Kaid's face had set into fierce resolution, but as he took the amulet his eyes softened.

"Zaida. Inshallah! Zaida, she was called. She has the truth almost of the English. She could not lie ever. My heart smote me concerning her, and I gave her in marriage." Then his face darkened again, and his teeth showed in malice. A demon was roused in him. He might long ago have banished the handsome and insinuating Harrik, but he had allowed him wealth and safety—and now...

His intention was unmistakable.

"He shall die the death," he said. "Is it not so?" he added fiercely to David, and gazed at him fixedly. Would this man of peace plead for the traitor, the would-be fratricide?

"He is a traitor; he must die," answered David slowly.

Kald's eyes showed burning satisfaction. "If he were thy brother, thou wouldst kill him?"

"I would give a traitor to death for the country's sake. There is no other way."

"To-night he shall die."

"But with due trial, Effendina?"

"Trial—is not the proof sufficient?"

"But if he confess, and give evidence himself, and so offer himself to die?"

"Is Harrik a fool?" answered Kaid, with scorn.

"If there be a trial and sentence is given, the truth concerning the army must appear. Is that well? Egypt will shake to its foundations—to the joy of its enemies."

"Then he shall die secretly."

"The Prince Pasha of Egypt will be called a murderer."

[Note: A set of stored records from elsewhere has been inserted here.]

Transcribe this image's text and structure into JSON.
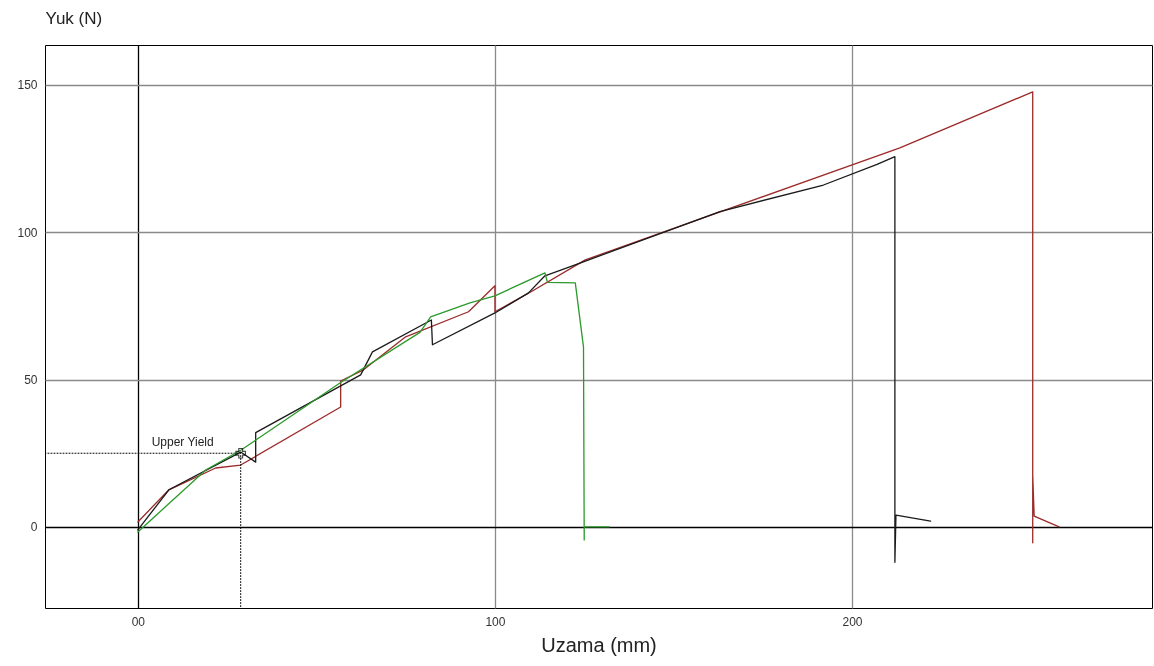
{
  "chart_data": {
    "type": "line",
    "xlabel": "Uzama (mm)",
    "ylabel": "Yuk (N)",
    "xlim": [
      -26,
      284
    ],
    "ylim": [
      -27.5,
      163.5
    ],
    "xticks": [
      {
        "value": 0,
        "label": "00"
      },
      100,
      200
    ],
    "yticks": [
      0,
      50,
      100,
      150
    ],
    "grid": true,
    "line_style": "solid",
    "annotations": [
      {
        "text": "Upper Yield",
        "x": 28.8,
        "y": 25
      }
    ],
    "series": [
      {
        "color": "#9b2a2a",
        "x": [
          0,
          8.7,
          21.8,
          28.8,
          56.8,
          56.8,
          63.2,
          75,
          92.6,
          100,
          100,
          110,
          125.3,
          213.4,
          250.6,
          250.6,
          250.6,
          251,
          258
        ],
        "values": [
          1.7,
          12.6,
          20,
          21,
          40.7,
          49.5,
          53.3,
          64.5,
          73,
          81.8,
          73,
          79.7,
          90.6,
          128.6,
          147.6,
          -5.4,
          17.6,
          3.7,
          0
        ]
      },
      {
        "color": "#1a1a1a",
        "x": [
          0,
          8.7,
          28.8,
          33,
          33,
          62.4,
          65.7,
          82.2,
          82.5,
          100,
          109.4,
          114,
          124,
          163,
          192,
          207,
          212,
          212,
          212.3,
          222
        ],
        "values": [
          -1,
          12.6,
          25.4,
          22,
          32,
          51.6,
          59.4,
          70.2,
          61.8,
          72.6,
          79.4,
          85.2,
          89.6,
          107,
          116,
          123,
          125.6,
          -12,
          4,
          2
        ]
      },
      {
        "type": "line",
        "line_style": "dotted",
        "color": "#000000",
        "x": [
          -26,
          28.8,
          28.8
        ],
        "values": [
          25,
          25,
          -27.5
        ]
      },
      {
        "color": "#2a9a2a",
        "x": [
          0,
          19,
          28.8,
          56.8,
          79,
          82,
          93,
          100,
          114,
          114.7,
          122.5,
          124.8,
          125,
          125,
          132
        ],
        "values": [
          -1.7,
          19.3,
          26,
          49,
          66,
          71.3,
          76,
          78.4,
          86.2,
          83,
          82.8,
          61,
          -4.4,
          0,
          0
        ]
      }
    ]
  }
}
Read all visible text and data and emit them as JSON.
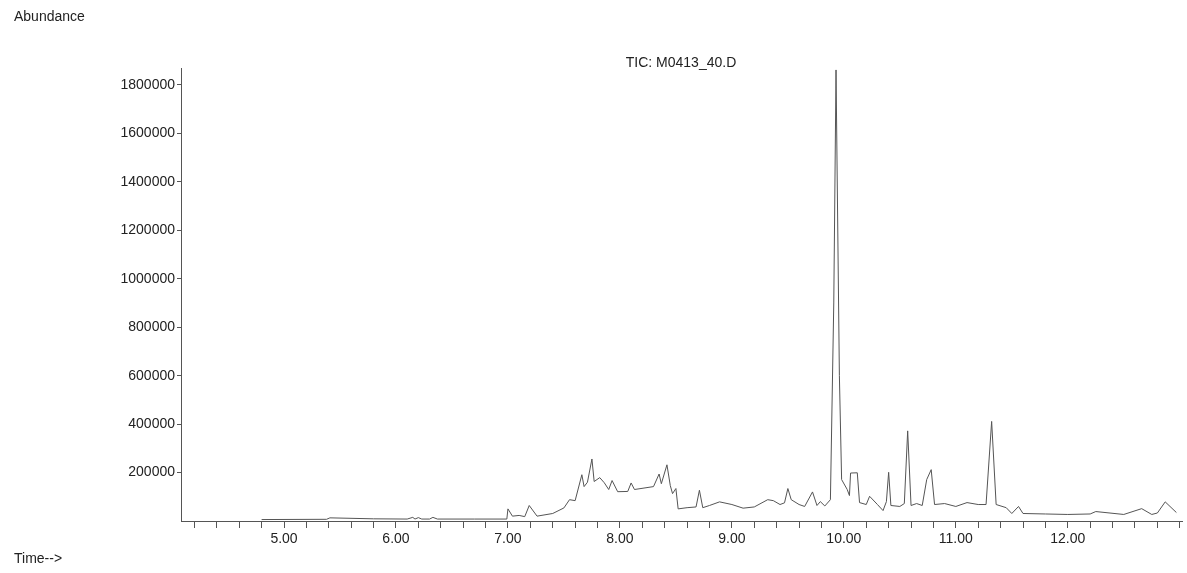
{
  "chart_data": {
    "type": "line",
    "title": "TIC: M0413_40.D",
    "xlabel": "Time-->",
    "ylabel": "Abundance",
    "xlim": [
      4.08,
      13.02
    ],
    "ylim": [
      0,
      1870000
    ],
    "xticks": [
      {
        "value": 4.2,
        "label": null
      },
      {
        "value": 4.4,
        "label": null
      },
      {
        "value": 4.6,
        "label": null
      },
      {
        "value": 4.8,
        "label": null
      },
      {
        "value": 5,
        "label": "5.00"
      },
      {
        "value": 5.2,
        "label": null
      },
      {
        "value": 5.4,
        "label": null
      },
      {
        "value": 5.6,
        "label": null
      },
      {
        "value": 5.8,
        "label": null
      },
      {
        "value": 6,
        "label": "6.00"
      },
      {
        "value": 6.2,
        "label": null
      },
      {
        "value": 6.4,
        "label": null
      },
      {
        "value": 6.6,
        "label": null
      },
      {
        "value": 6.8,
        "label": null
      },
      {
        "value": 7,
        "label": "7.00"
      },
      {
        "value": 7.2,
        "label": null
      },
      {
        "value": 7.4,
        "label": null
      },
      {
        "value": 7.6,
        "label": null
      },
      {
        "value": 7.8,
        "label": null
      },
      {
        "value": 8,
        "label": "8.00"
      },
      {
        "value": 8.2,
        "label": null
      },
      {
        "value": 8.4,
        "label": null
      },
      {
        "value": 8.6,
        "label": null
      },
      {
        "value": 8.8,
        "label": null
      },
      {
        "value": 9,
        "label": "9.00"
      },
      {
        "value": 9.2,
        "label": null
      },
      {
        "value": 9.4,
        "label": null
      },
      {
        "value": 9.6,
        "label": null
      },
      {
        "value": 9.8,
        "label": null
      },
      {
        "value": 10,
        "label": "10.00"
      },
      {
        "value": 10.2,
        "label": null
      },
      {
        "value": 10.4,
        "label": null
      },
      {
        "value": 10.6,
        "label": null
      },
      {
        "value": 10.8,
        "label": null
      },
      {
        "value": 11,
        "label": "11.00"
      },
      {
        "value": 11.2,
        "label": null
      },
      {
        "value": 11.4,
        "label": null
      },
      {
        "value": 11.6,
        "label": null
      },
      {
        "value": 11.8,
        "label": null
      },
      {
        "value": 12,
        "label": "12.00"
      },
      {
        "value": 12.2,
        "label": null
      },
      {
        "value": 12.4,
        "label": null
      },
      {
        "value": 12.6,
        "label": null
      },
      {
        "value": 12.8,
        "label": null
      },
      {
        "value": 13,
        "label": null
      }
    ],
    "yticks": [
      200000,
      400000,
      600000,
      800000,
      1000000,
      1200000,
      1400000,
      1600000,
      1800000
    ],
    "grid": false,
    "legend": false,
    "marker": "none",
    "line_style": "solid",
    "series": [
      {
        "color": "#555555",
        "x": [
          4.8,
          5.38,
          5.41,
          5.8,
          6.1,
          6.15,
          6.17,
          6.2,
          6.23,
          6.3,
          6.33,
          6.37,
          6.7,
          6.99,
          7.0,
          7.04,
          7.1,
          7.15,
          7.19,
          7.26,
          7.4,
          7.5,
          7.55,
          7.6,
          7.66,
          7.68,
          7.71,
          7.75,
          7.77,
          7.82,
          7.86,
          7.9,
          7.93,
          7.98,
          8.07,
          8.1,
          8.13,
          8.3,
          8.35,
          8.37,
          8.42,
          8.45,
          8.47,
          8.5,
          8.52,
          8.6,
          8.68,
          8.71,
          8.74,
          8.8,
          8.89,
          9.0,
          9.1,
          9.2,
          9.32,
          9.37,
          9.43,
          9.47,
          9.5,
          9.53,
          9.6,
          9.65,
          9.72,
          9.76,
          9.79,
          9.83,
          9.88,
          9.91,
          9.93,
          9.96,
          9.98,
          10.03,
          10.05,
          10.06,
          10.12,
          10.14,
          10.2,
          10.23,
          10.3,
          10.35,
          10.38,
          10.4,
          10.42,
          10.5,
          10.54,
          10.57,
          10.6,
          10.65,
          10.7,
          10.74,
          10.78,
          10.81,
          10.9,
          11.0,
          11.1,
          11.2,
          11.27,
          11.32,
          11.36,
          11.45,
          11.5,
          11.56,
          11.6,
          11.8,
          12.0,
          12.2,
          12.25,
          12.5,
          12.66,
          12.75,
          12.8,
          12.87,
          12.97
        ],
        "values": [
          6000,
          7000,
          13000,
          9000,
          8000,
          15000,
          8000,
          14000,
          8000,
          8000,
          15000,
          8000,
          8000,
          8000,
          50000,
          20000,
          23000,
          18000,
          64000,
          20000,
          31000,
          54000,
          88000,
          84000,
          191000,
          142000,
          160000,
          256000,
          163000,
          179000,
          158000,
          130000,
          167000,
          121000,
          122000,
          157000,
          130000,
          142000,
          194000,
          154000,
          232000,
          146000,
          113000,
          134000,
          50000,
          55000,
          58000,
          127000,
          55000,
          64000,
          79000,
          68000,
          53000,
          58000,
          88000,
          84000,
          68000,
          75000,
          134000,
          88000,
          68000,
          60000,
          120000,
          64000,
          80000,
          62000,
          88000,
          900000,
          1862000,
          600000,
          171000,
          130000,
          105000,
          198000,
          199000,
          76000,
          68000,
          102000,
          68000,
          43000,
          80000,
          201000,
          64000,
          60000,
          72000,
          372000,
          64000,
          72000,
          64000,
          171000,
          212000,
          68000,
          72000,
          60000,
          76000,
          68000,
          68000,
          411000,
          68000,
          55000,
          31000,
          60000,
          31000,
          29000,
          27000,
          29000,
          39000,
          27000,
          51000,
          27000,
          33000,
          79000,
          35000
        ]
      }
    ]
  }
}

Kaid shrugged his shoulders.

"The Sultan—Europe—is it well?"

"I will tell the truth," Kaid rejoined angrily.

"If the Effendina will trust me, Prince Harrik shall confess his crime and pay the penalty also."

"What is thy purpose?"

"I will go to his palace and speak with him."

"Seize him?"

"I have no power to seize him, Effendina."

"I will give it. My Nubians shall go also."

"Effendina, I will go alone. It is the only way. There is great danger to the throne. Who can tell what a night will bring forth?"

"If Harrik should escape—"

"If I were an Egyptian and permitted Harrik to escape, my life would pay for my failure. If I failed, thou wouldst not succeed. If I am to serve Egypt, there must be trust in me from thee, or it were better to pause now. If I go, as I shall go, alone, I put my life in danger—is it not so?"

Suddenly Kaid sat down again among his cushions. "Inshallah! In the name of God, be it so. Thou art not as other men. There is something in thee above my thinking. But I will not sleep till I see thee again."

"I shall see thee at midnight, Effendina. Give me the ring from thy finger."

Kaid passed it over, and David put it in his pocket. Then he turned to go.

"Nahoum?" he asked.

"Take him hence. Let him serve thee if it be thy will. Yet I cannot understand it. The play is dark. Is he not an Oriental?"

"He is a Christian."

Kaid laughed sourly, and clapped his hands for the slave.

In a moment David and Nahoum were gone. "Nahoum, a Christian! Bismillah!" murmured Kaid scornfully, then fell to pondering darkly over the evil things he had heard.

Meanwhile the Nubians in their glittering armour waited without in the blistering square.